Während der drei Wochen Aufräumarbeit hat er Seiten seines Vaters kennen gelernt, die ihm so nicht bewusst waren, erzählt er. Grund: Er hat Briefe von dessen Freunden gefunden und Kondolenzbriefe erhalten, die Matthias Eckenstein anders beschrieben haben, als dieser sich vor seinem Sohn zeigte. «Ich habe ihn eher als ruppig und distanziert in Erinnerung. Doch wenn ich die Kondolenzbriefe lese, erkenne ich, dass er für viele ein liebevoller Freund war.» Zudem fügen sich Puzzleteile zusammen, deren Zusammenhang er bisher nicht erkannt hatte, ihm jetzt aber wieder in den Sinn kommen.

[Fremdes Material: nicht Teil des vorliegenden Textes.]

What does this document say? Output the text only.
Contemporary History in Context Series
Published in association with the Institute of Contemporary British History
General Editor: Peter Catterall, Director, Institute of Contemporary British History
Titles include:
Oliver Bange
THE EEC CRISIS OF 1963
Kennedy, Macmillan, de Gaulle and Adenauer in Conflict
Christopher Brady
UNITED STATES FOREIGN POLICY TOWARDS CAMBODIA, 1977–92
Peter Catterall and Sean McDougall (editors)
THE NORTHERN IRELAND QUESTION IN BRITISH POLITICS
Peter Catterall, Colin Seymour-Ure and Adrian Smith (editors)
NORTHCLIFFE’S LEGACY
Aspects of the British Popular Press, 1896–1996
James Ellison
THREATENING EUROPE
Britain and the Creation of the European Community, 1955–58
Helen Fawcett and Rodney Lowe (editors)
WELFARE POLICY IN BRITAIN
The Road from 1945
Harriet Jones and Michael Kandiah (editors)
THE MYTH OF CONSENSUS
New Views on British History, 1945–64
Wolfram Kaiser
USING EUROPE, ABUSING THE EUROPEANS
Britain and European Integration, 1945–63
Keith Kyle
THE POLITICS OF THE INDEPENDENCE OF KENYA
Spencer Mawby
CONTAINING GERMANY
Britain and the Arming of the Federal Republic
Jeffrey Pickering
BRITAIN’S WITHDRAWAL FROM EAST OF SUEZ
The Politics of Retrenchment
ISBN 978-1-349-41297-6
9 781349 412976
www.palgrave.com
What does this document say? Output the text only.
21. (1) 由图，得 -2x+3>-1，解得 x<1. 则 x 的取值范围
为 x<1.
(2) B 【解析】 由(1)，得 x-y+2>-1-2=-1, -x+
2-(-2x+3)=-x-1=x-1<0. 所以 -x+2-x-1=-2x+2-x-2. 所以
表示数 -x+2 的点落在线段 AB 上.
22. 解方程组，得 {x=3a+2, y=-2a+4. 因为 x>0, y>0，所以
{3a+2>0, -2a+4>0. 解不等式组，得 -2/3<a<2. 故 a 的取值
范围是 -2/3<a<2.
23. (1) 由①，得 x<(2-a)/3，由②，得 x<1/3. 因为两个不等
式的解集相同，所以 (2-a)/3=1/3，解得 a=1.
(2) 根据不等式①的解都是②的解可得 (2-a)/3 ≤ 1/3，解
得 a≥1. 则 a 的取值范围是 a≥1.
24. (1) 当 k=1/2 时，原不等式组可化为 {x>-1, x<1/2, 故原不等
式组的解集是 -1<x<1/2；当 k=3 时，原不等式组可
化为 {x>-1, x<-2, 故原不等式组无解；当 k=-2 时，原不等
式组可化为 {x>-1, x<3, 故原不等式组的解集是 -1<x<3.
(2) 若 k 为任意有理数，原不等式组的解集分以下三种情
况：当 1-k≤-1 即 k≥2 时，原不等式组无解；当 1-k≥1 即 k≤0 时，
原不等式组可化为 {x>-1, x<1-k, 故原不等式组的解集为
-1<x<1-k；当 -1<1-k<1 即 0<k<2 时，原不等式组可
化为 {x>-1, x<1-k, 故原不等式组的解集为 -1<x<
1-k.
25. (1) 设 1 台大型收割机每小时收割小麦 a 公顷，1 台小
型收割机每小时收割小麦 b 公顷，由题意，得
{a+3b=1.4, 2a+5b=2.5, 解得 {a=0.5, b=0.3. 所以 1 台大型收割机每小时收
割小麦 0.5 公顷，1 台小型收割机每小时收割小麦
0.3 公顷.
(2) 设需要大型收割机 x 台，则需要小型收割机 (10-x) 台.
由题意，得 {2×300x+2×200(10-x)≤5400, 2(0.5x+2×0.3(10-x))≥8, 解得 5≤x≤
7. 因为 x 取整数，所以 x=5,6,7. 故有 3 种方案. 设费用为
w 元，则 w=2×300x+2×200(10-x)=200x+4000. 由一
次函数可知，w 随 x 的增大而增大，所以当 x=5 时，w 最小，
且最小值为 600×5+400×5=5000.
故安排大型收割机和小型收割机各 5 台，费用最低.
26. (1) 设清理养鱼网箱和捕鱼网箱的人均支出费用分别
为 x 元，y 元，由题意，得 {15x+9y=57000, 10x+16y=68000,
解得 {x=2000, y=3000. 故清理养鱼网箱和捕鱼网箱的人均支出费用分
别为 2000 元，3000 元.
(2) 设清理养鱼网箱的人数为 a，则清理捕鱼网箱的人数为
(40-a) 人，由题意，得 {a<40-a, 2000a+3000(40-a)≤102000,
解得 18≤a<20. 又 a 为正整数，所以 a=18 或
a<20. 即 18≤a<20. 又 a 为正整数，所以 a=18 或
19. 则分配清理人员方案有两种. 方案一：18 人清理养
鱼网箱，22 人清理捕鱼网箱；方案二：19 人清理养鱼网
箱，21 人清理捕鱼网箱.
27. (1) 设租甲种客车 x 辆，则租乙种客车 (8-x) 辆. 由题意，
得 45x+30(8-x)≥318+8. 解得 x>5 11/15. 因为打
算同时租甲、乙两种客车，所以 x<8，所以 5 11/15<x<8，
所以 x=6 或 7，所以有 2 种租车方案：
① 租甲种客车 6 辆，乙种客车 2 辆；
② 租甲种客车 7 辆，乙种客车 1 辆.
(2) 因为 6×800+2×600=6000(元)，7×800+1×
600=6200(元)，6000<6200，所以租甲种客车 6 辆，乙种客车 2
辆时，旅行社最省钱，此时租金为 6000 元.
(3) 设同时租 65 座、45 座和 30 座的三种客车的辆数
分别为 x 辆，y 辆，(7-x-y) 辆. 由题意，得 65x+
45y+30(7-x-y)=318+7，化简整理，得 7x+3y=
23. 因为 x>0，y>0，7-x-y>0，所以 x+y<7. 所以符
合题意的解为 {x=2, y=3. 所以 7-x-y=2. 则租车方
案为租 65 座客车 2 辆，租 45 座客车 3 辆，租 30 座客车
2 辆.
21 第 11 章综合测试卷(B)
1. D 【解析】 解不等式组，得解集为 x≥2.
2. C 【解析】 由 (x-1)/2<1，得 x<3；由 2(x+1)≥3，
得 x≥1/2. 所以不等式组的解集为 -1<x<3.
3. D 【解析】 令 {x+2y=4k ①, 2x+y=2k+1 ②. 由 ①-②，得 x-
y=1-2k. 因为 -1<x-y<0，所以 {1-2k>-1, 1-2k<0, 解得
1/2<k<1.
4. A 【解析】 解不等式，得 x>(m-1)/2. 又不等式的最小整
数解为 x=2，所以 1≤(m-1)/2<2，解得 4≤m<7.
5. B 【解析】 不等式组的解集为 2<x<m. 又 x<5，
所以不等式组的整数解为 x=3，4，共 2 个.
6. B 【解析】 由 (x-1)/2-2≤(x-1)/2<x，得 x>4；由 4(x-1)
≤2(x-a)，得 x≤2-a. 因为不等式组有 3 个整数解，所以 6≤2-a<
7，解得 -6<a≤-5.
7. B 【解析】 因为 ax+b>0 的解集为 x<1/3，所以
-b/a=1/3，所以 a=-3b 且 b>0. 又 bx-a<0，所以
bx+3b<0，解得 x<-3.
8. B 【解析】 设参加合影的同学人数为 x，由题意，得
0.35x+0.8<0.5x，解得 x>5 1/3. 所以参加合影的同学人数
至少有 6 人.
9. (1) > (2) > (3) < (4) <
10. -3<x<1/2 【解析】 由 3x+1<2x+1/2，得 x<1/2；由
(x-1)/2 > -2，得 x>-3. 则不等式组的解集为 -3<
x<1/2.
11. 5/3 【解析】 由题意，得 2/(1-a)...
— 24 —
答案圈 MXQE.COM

Gabriel Eckenstein hat sich Gedanken darüber gemacht, was seine Eltern empfinden würden, wenn sie wüssten, dass er ihr Besitztum auf diese Weise verkauft. Zumal seinem Vater die Vorstellung, das Haus aufzugeben, ein Graus gewesen ist. Mittlerweile ist er jedoch überzeugt: «Meine Eltern haben immer gerne geteilt und verschenkt. Sie würden mein Vorgehen goutieren.»

Rausverkauf, Liquidation
21. und 22. November, 10 bis 17 Uhr, Ob dem Hügliacker 7, Binningen, nur Barzahlung.